Continuous Loading Using Snowpipe

This option is designed to load small volumes of data (i.e. micro-batches) and incrementally make them available for analysis. Snowpipe loads data within minutes after files are added to a stage and submitted for ingestion. This ensures users have the latest results, as soon as the raw data is available.

Compute Resources

Snowpipe uses compute resources provided by Snowflake (i.e. a serverless compute model). These Snowflake-provided resources are automatically resized and scaled up or down as required, and are charged and itemized using per-second billing. Data ingestion is charged based upon the actual workloads.

Simple Transformations During a Load

The COPY statement in a pipe definition supports the same COPY transformation options as when bulk loading data.

In addition, data pipelines can leverage Snowpipe to continously load micro-batches of data into staging tables for transformation and optimization using automated tasks and the change data capture (CDC) information in streams.

Data Pipelines for Complex Transformations

A data pipeline enables applying complex transformations to loaded data.
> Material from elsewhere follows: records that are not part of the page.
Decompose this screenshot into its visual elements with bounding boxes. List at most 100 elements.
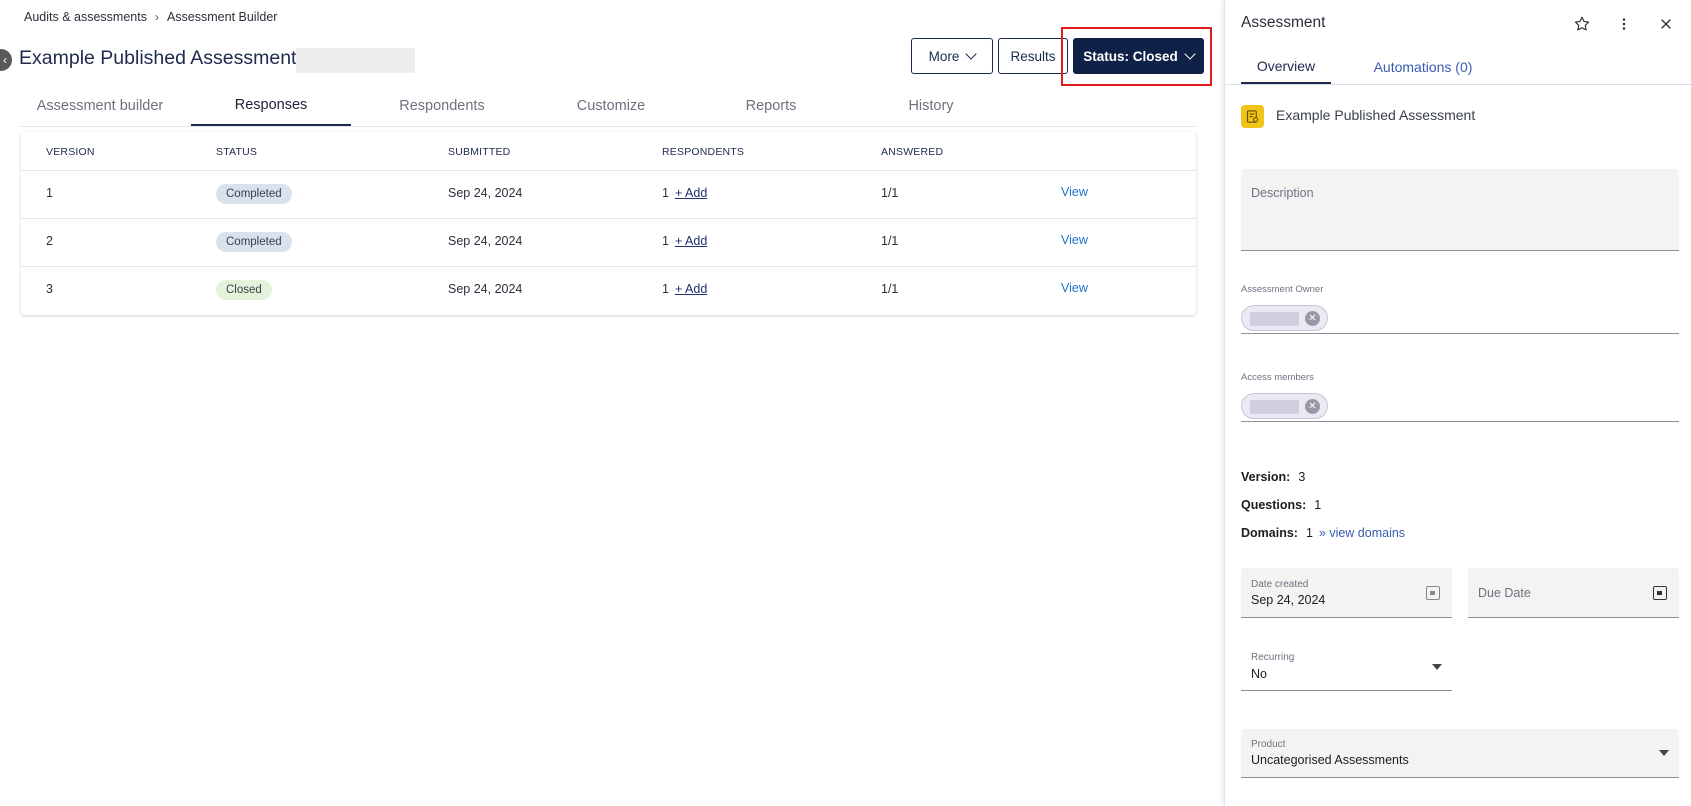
access-members-label: Access members <box>1241 372 1314 383</box>
cell-submitted: Sep 24, 2024 <box>448 234 523 248</box>
responses-table: VERSION STATUS SUBMITTED RESPONDENTS ANS… <box>21 132 1196 315</box>
description-field[interactable]: Description <box>1241 169 1679 251</box>
tab-overview[interactable]: Overview <box>1241 50 1331 84</box>
respondents-count: 1 <box>662 234 669 248</box>
tab-customize[interactable]: Customize <box>531 86 691 126</box>
domains-key: Domains: <box>1241 526 1298 540</box>
tab-respondents[interactable]: Respondents <box>362 86 522 126</box>
respondents-count: 1 <box>662 282 669 296</box>
cell-version: 2 <box>46 234 53 248</box>
tab-reports[interactable]: Reports <box>691 86 851 126</box>
panel-title: Assessment <box>1241 14 1326 31</box>
main-content: Audits & assessments › Assessment Builde… <box>0 0 1224 806</box>
member-name-redacted <box>1250 400 1299 414</box>
view-domains-link[interactable]: » view domains <box>1319 526 1405 540</box>
cell-version: 1 <box>46 186 53 200</box>
column-header-version: VERSION <box>46 146 95 158</box>
recurring-select[interactable]: Recurring No <box>1241 641 1452 691</box>
view-link[interactable]: View <box>1061 281 1088 295</box>
product-label: Product <box>1251 739 1286 750</box>
date-created-label: Date created <box>1251 579 1309 590</box>
title-tag-placeholder <box>296 48 415 73</box>
results-button[interactable]: Results <box>998 38 1068 74</box>
chevron-right-icon: › <box>154 10 159 24</box>
add-respondent-link[interactable]: + Add <box>675 186 707 200</box>
close-icon[interactable] <box>1655 13 1677 35</box>
description-placeholder: Description <box>1251 186 1314 200</box>
owner-chip[interactable]: ✕ <box>1241 305 1328 331</box>
tab-bar: Assessment builder Responses Respondents… <box>20 86 1196 127</box>
assessment-icon <box>1241 105 1264 128</box>
breadcrumb: Audits & assessments › Assessment Builde… <box>24 10 277 24</box>
more-button-label: More <box>928 48 960 64</box>
column-header-answered: ANSWERED <box>881 146 944 158</box>
product-value: Uncategorised Assessments <box>1251 753 1409 767</box>
date-created-field[interactable]: Date created Sep 24, 2024 <box>1241 568 1452 618</box>
remove-chip-icon[interactable]: ✕ <box>1305 311 1320 326</box>
column-header-status: STATUS <box>216 146 258 158</box>
column-header-respondents: RESPONDENTS <box>662 146 745 158</box>
dropdown-arrow-icon <box>1659 750 1669 756</box>
breadcrumb-item-builder[interactable]: Assessment Builder <box>167 10 277 24</box>
owner-label: Assessment Owner <box>1241 284 1324 295</box>
tab-automations[interactable]: Automations (0) <box>1353 50 1493 84</box>
more-vertical-icon[interactable] <box>1613 13 1635 35</box>
star-icon[interactable] <box>1571 13 1593 35</box>
recurring-label: Recurring <box>1251 652 1295 663</box>
cell-version: 3 <box>46 282 53 296</box>
back-icon[interactable]: ‹ <box>0 49 12 71</box>
cell-submitted: Sep 24, 2024 <box>448 282 523 296</box>
table-header: VERSION STATUS SUBMITTED RESPONDENTS ANS… <box>21 132 1196 171</box>
member-chip[interactable]: ✕ <box>1241 393 1328 419</box>
domains-value: 1 <box>1305 526 1313 540</box>
access-members-field[interactable]: ✕ <box>1241 392 1679 422</box>
owner-field[interactable]: ✕ <box>1241 304 1679 334</box>
product-select[interactable]: Product Uncategorised Assessments <box>1241 729 1679 778</box>
table-row: 1 Completed Sep 24, 2024 1 + Add 1/1 View <box>21 171 1196 219</box>
status-badge: Completed <box>216 232 292 252</box>
due-date-placeholder: Due Date <box>1478 586 1531 600</box>
table-row: 2 Completed Sep 24, 2024 1 + Add 1/1 View <box>21 219 1196 267</box>
recurring-value: No <box>1251 667 1267 681</box>
breadcrumb-item-audits[interactable]: Audits & assessments <box>24 10 147 24</box>
cell-respondents: 1 + Add <box>662 186 707 200</box>
date-created-value: Sep 24, 2024 <box>1251 593 1326 607</box>
status-button[interactable]: Status: Closed <box>1073 38 1204 74</box>
assessment-side-panel: Assessment Overview Automations (0) Exam… <box>1224 0 1691 806</box>
questions-key: Questions: <box>1241 498 1307 512</box>
calendar-icon[interactable] <box>1426 586 1440 600</box>
assessment-name: Example Published Assessment <box>1276 107 1476 123</box>
more-button[interactable]: More <box>911 38 993 74</box>
add-respondent-link[interactable]: + Add <box>675 234 707 248</box>
due-date-field[interactable]: Due Date <box>1468 568 1679 618</box>
tab-assessment-builder[interactable]: Assessment builder <box>20 86 180 126</box>
view-link[interactable]: View <box>1061 233 1088 247</box>
version-value: 3 <box>1298 470 1306 484</box>
chevron-down-icon <box>965 48 978 60</box>
column-header-submitted: SUBMITTED <box>448 146 511 158</box>
calendar-icon[interactable] <box>1653 586 1667 600</box>
cell-answered: 1/1 <box>881 282 899 296</box>
cell-respondents: 1 + Add <box>662 234 707 248</box>
cell-respondents: 1 + Add <box>662 282 707 296</box>
domains-row: Domains: 1 » view domains <box>1241 526 1405 540</box>
owner-name-redacted <box>1250 312 1299 326</box>
status-button-label: Status: Closed <box>1083 48 1178 64</box>
version-row: Version: 3 <box>1241 470 1305 484</box>
tab-responses[interactable]: Responses <box>191 86 351 126</box>
remove-chip-icon[interactable]: ✕ <box>1305 399 1320 414</box>
panel-tab-bar: Overview Automations (0) <box>1225 50 1691 85</box>
view-link[interactable]: View <box>1061 185 1088 199</box>
questions-row: Questions: 1 <box>1241 498 1321 512</box>
results-button-label: Results <box>1010 48 1056 64</box>
add-respondent-link[interactable]: + Add <box>675 282 707 296</box>
tab-history[interactable]: History <box>851 86 1011 126</box>
cell-answered: 1/1 <box>881 186 899 200</box>
page-title: Example Published Assessment <box>19 47 297 69</box>
dropdown-arrow-icon <box>1432 664 1442 670</box>
respondents-count: 1 <box>662 186 669 200</box>
cell-submitted: Sep 24, 2024 <box>448 186 523 200</box>
version-key: Version: <box>1241 470 1291 484</box>
status-badge: Closed <box>216 280 272 300</box>
status-badge: Completed <box>216 184 292 204</box>
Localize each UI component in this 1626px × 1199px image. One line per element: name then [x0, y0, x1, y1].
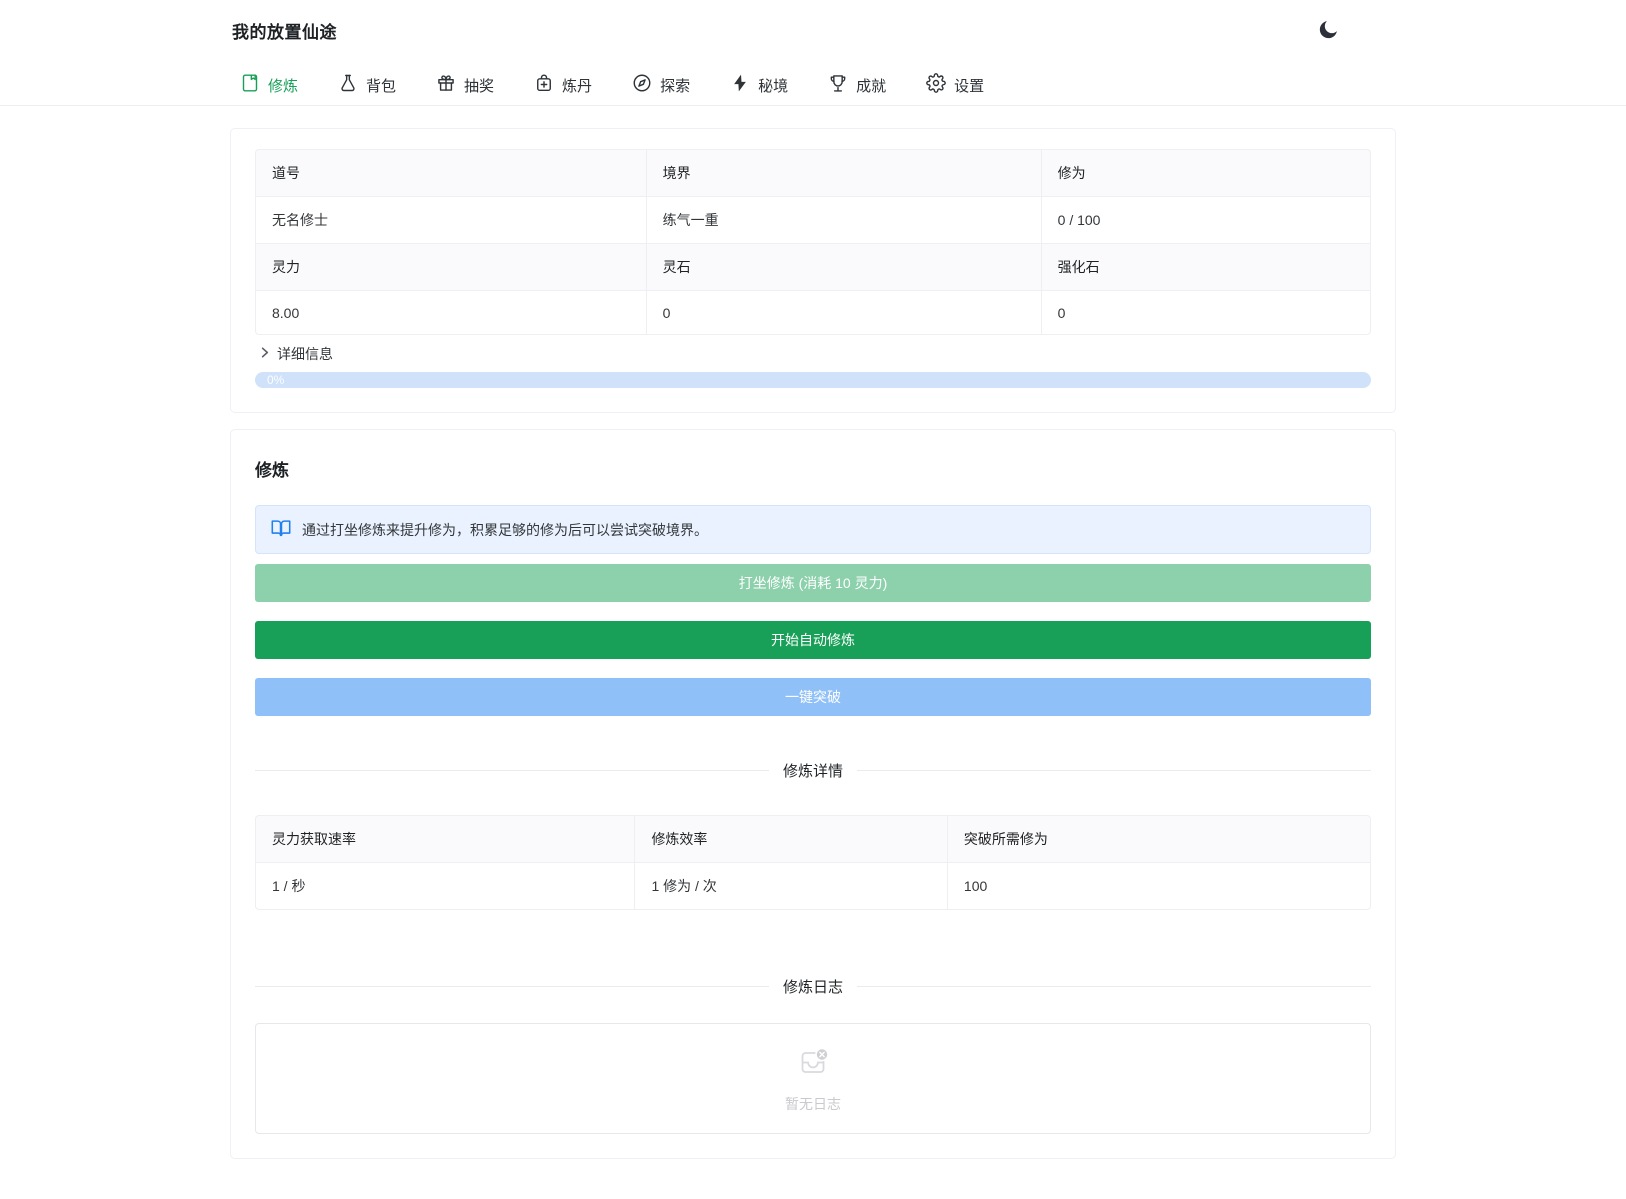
moon-icon — [1316, 21, 1340, 46]
main-tabs: 修炼 背包 抽奖 炼丹 探索 秘境 成就 设置 — [230, 65, 1396, 105]
theme-toggle-button[interactable] — [1316, 18, 1340, 42]
cultivation-log-divider: 修炼日志 — [255, 976, 1371, 997]
journal-icon — [240, 73, 260, 97]
tab-explore[interactable]: 探索 — [632, 73, 690, 97]
table-row: 无名修士 练气一重 0 / 100 — [255, 196, 1371, 243]
tab-label: 背包 — [366, 77, 397, 95]
book-open-icon — [270, 517, 292, 542]
detail-header-gain-rate: 灵力获取速率 — [255, 815, 635, 862]
stat-value-realm: 练气一重 — [645, 196, 1041, 243]
tab-label: 修炼 — [268, 77, 299, 95]
character-stats-card: 道号 境界 修为 无名修士 练气一重 0 / 100 灵力 灵石 强化石 8.0… — [230, 128, 1396, 413]
app-header: 我的放置仙途 修炼 背包 抽奖 炼丹 探索 秘境 成就 设置 — [0, 0, 1626, 106]
tab-label: 抽奖 — [464, 77, 495, 95]
flask-icon — [338, 73, 358, 97]
gift-icon — [436, 73, 456, 97]
table-row: 1 / 秒 1 修为 / 次 100 — [255, 862, 1371, 910]
tab-label: 设置 — [954, 77, 985, 95]
trophy-icon — [828, 73, 848, 97]
stat-value-spirit-power: 8.00 — [255, 290, 646, 335]
table-row: 道号 境界 修为 — [255, 149, 1371, 196]
table-row: 8.00 0 0 — [255, 290, 1371, 335]
detail-header-efficiency: 修炼效率 — [634, 815, 947, 862]
alert-text: 通过打坐修炼来提升修为，积累足够的修为后可以尝试突破境界。 — [302, 521, 708, 538]
tab-backpack[interactable]: 背包 — [338, 73, 396, 97]
meditate-button[interactable]: 打坐修炼 (消耗 10 灵力) — [255, 564, 1371, 602]
detail-value-efficiency: 1 修为 / 次 — [634, 862, 947, 910]
divider-label: 修炼日志 — [783, 979, 844, 996]
stat-header-spirit-stones: 灵石 — [645, 243, 1041, 290]
stat-value-cultivation: 0 / 100 — [1040, 196, 1371, 243]
medicine-bag-icon — [534, 73, 554, 97]
cultivation-progress-bar: 0% — [255, 372, 1371, 388]
tab-cultivation[interactable]: 修炼 — [240, 73, 298, 97]
tab-label: 探索 — [660, 77, 691, 95]
tab-alchemy[interactable]: 炼丹 — [534, 73, 592, 97]
stat-value-spirit-stones: 0 — [645, 290, 1041, 335]
stat-header-realm: 境界 — [645, 149, 1041, 196]
compass-icon — [632, 73, 652, 97]
gear-icon — [926, 73, 946, 97]
auto-cultivate-button[interactable]: 开始自动修炼 — [255, 621, 1371, 659]
stat-header-dao-name: 道号 — [255, 149, 646, 196]
card-title: 修炼 — [255, 461, 289, 480]
detail-header-breakthrough-req: 突破所需修为 — [946, 815, 1371, 862]
tab-lottery[interactable]: 抽奖 — [436, 73, 494, 97]
cultivation-card: 修炼 通过打坐修炼来提升修为，积累足够的修为后可以尝试突破境界。 打坐修炼 (消… — [230, 429, 1396, 1159]
stat-value-enhance-stones: 0 — [1040, 290, 1371, 335]
character-stats-table: 道号 境界 修为 无名修士 练气一重 0 / 100 灵力 灵石 强化石 8.0… — [255, 149, 1371, 335]
detail-value-breakthrough-req: 100 — [946, 862, 1371, 910]
divider-label: 修炼详情 — [783, 763, 844, 780]
stat-header-cultivation: 修为 — [1040, 149, 1371, 196]
detail-value-gain-rate: 1 / 秒 — [255, 862, 635, 910]
progress-label: 0% — [267, 373, 285, 387]
stat-value-dao-name: 无名修士 — [255, 196, 646, 243]
cultivation-details-table: 灵力获取速率 修炼效率 突破所需修为 1 / 秒 1 修为 / 次 100 — [255, 815, 1371, 910]
page-title: 我的放置仙途 — [232, 23, 337, 42]
empty-log-text: 暂无日志 — [785, 1096, 841, 1112]
chevron-right-icon — [257, 345, 272, 363]
table-row: 灵力获取速率 修炼效率 突破所需修为 — [255, 815, 1371, 862]
lightning-icon — [730, 73, 750, 97]
stat-header-enhance-stones: 强化石 — [1040, 243, 1371, 290]
tab-label: 秘境 — [758, 77, 789, 95]
stat-header-spirit-power: 灵力 — [255, 243, 646, 290]
table-row: 灵力 灵石 强化石 — [255, 243, 1371, 290]
empty-inbox-icon — [795, 1043, 831, 1084]
cultivation-details-divider: 修炼详情 — [255, 760, 1371, 781]
tab-achievements[interactable]: 成就 — [828, 73, 886, 97]
tab-settings[interactable]: 设置 — [926, 73, 984, 97]
cultivation-log-empty: 暂无日志 — [255, 1023, 1371, 1134]
tab-label: 炼丹 — [562, 77, 593, 95]
cultivation-info-alert: 通过打坐修炼来提升修为，积累足够的修为后可以尝试突破境界。 — [255, 505, 1371, 554]
breakthrough-button[interactable]: 一键突破 — [255, 678, 1371, 716]
tab-label: 成就 — [856, 77, 887, 95]
tab-secret-realm[interactable]: 秘境 — [730, 73, 788, 97]
details-toggle[interactable]: 详细信息 — [257, 344, 1371, 364]
details-toggle-label: 详细信息 — [277, 346, 333, 362]
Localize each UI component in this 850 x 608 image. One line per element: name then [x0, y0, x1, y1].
This workflow generally leverages Snowpipe to load “raw” data into a staging table and then uses a series of table streams and tasks to transform and optimize the new data for analysis.

Loading from Data Files Staged on Other Cloud Platforms

Snowflake supports loading data from files staged in any of the following locations, regardless of the cloud platform for your Snowflake account:

  • Internal (i.e. Snowflake) stages
  • Amazon S3
  • Google Cloud Storage
  • Microsoft Azure Blob storage

Note

Some data transfer billing charges may apply when loading data from files staged across different platforms. For more information, see Understanding Snowflake Data Transfer Billing.

Alternatives to Loading Data

It is not always necessary to load data before running queries.

External Tables

External tables enable querying existing data stored in external data storage for analysis without first loading it into Snowflake. This solution is especially beneficial to customers who already have a lot of data stored external but only want to query a portion of the data, for example the most recent data. Users can create materialized views on subsets of this data for improved query performance.